We are able to run a reasonably easy instance utilizing blobs as such:
from sklearn.datasets import make_blobs
from mmd_critic import MMDCritic
from mmd_critic.kernels import RBFKerneln_samples = 50 # Whole variety of samples
facilities = 4 # Variety of clusters
cluster_std = 1 # Normal deviation of the clusters
X, _ = make_blobs(n_samples=n_samples, facilities=facilities, cluster_std=cluster_std, n_features=2, random_state=42)
X = X.tolist()
# MMD critic with the kernel used for the prototypes being an RBF with sigma=1,
# for the criticisms one with sigma=0.025
critic = MMDCritic(X, RBFKernel(1), RBFKernel(0.025))
protos, _ = critic.select_prototypes(facilities)
criticisms, _ = critic.select_criticisms(10, protos)

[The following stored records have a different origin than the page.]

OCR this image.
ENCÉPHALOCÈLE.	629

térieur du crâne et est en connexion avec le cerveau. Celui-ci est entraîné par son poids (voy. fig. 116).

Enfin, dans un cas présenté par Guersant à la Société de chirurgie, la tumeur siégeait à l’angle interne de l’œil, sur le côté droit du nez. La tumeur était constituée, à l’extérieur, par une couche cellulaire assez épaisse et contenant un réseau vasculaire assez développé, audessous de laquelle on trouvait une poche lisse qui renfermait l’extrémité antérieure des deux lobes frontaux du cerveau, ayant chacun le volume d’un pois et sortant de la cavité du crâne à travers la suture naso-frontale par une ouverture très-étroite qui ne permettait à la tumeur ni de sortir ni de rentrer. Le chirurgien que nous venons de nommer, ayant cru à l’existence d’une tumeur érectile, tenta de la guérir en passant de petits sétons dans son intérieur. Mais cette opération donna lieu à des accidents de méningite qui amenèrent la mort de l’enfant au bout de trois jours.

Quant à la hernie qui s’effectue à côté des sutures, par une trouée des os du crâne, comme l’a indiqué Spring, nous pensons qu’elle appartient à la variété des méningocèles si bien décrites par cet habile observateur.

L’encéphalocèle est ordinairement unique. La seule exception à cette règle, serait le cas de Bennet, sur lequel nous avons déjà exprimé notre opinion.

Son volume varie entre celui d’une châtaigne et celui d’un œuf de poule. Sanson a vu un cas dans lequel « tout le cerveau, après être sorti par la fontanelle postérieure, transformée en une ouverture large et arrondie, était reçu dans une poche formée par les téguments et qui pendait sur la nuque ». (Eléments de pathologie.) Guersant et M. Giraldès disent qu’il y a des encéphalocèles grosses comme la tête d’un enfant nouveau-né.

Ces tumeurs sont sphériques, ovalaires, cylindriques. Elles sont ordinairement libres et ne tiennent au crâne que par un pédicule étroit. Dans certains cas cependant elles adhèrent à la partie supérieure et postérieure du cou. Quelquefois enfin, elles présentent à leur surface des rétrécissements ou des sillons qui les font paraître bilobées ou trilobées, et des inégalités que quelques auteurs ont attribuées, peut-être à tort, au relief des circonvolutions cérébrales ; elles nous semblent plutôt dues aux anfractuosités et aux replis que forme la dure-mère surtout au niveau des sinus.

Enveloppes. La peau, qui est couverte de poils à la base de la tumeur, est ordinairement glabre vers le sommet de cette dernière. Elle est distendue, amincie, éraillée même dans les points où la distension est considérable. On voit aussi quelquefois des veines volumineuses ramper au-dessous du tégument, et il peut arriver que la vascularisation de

Then plotting the factors and criticisms will get us
You’ll discover that I offered the choice to make use of a separate kernel for prototype and criticism choice. It’s because I’ve discovered that outcomes for criticisms particularly could be extraordinarily delicate to the sigma hyperparameter. That is an unlucky limitation of the MMD Critic methodology and kernel strategies generally. General, I’ve discovered good outcomes utilizing a big sigma for prototypes and a smaller one for criticisms.
We are able to additionally, after all, use a extra sophisticated dataset. Right here, as an illustration, is the tactic used on MNIST³:
from sklearn.datasets import fetch_openml
import numpy as np
from mmd_critic import MMDCritic
from mmd_critic.kernels import RBFKernel# Load MNIST information
mnist = fetch_openml('mnist_784', model=1)
photos = (mnist['data'].astype(np.float32)).to_numpy() / 255.0
labels = mnist['target'].astype(np.int64)
critic = MMDCritic(photos[:15000], RBFKernel(2.5), RBFKernel(0.025))
protos, _ = critic.select_prototypes(40)
criticisms, _ = critic.select_criticisms(40, protos)
which will get us the next prototypes
and criticisms
Fairly neat, huh?
And that’s about it for the MMD-Critic methodology. It’s fairly easy on the core, and it’s good to make use of save for having to fiddle with the Sigma hyperparameter. I hope that the newly launched Python bundle offers it extra use.
Please contact [email protected] for any inquiries. All photos by writer until said in any other case.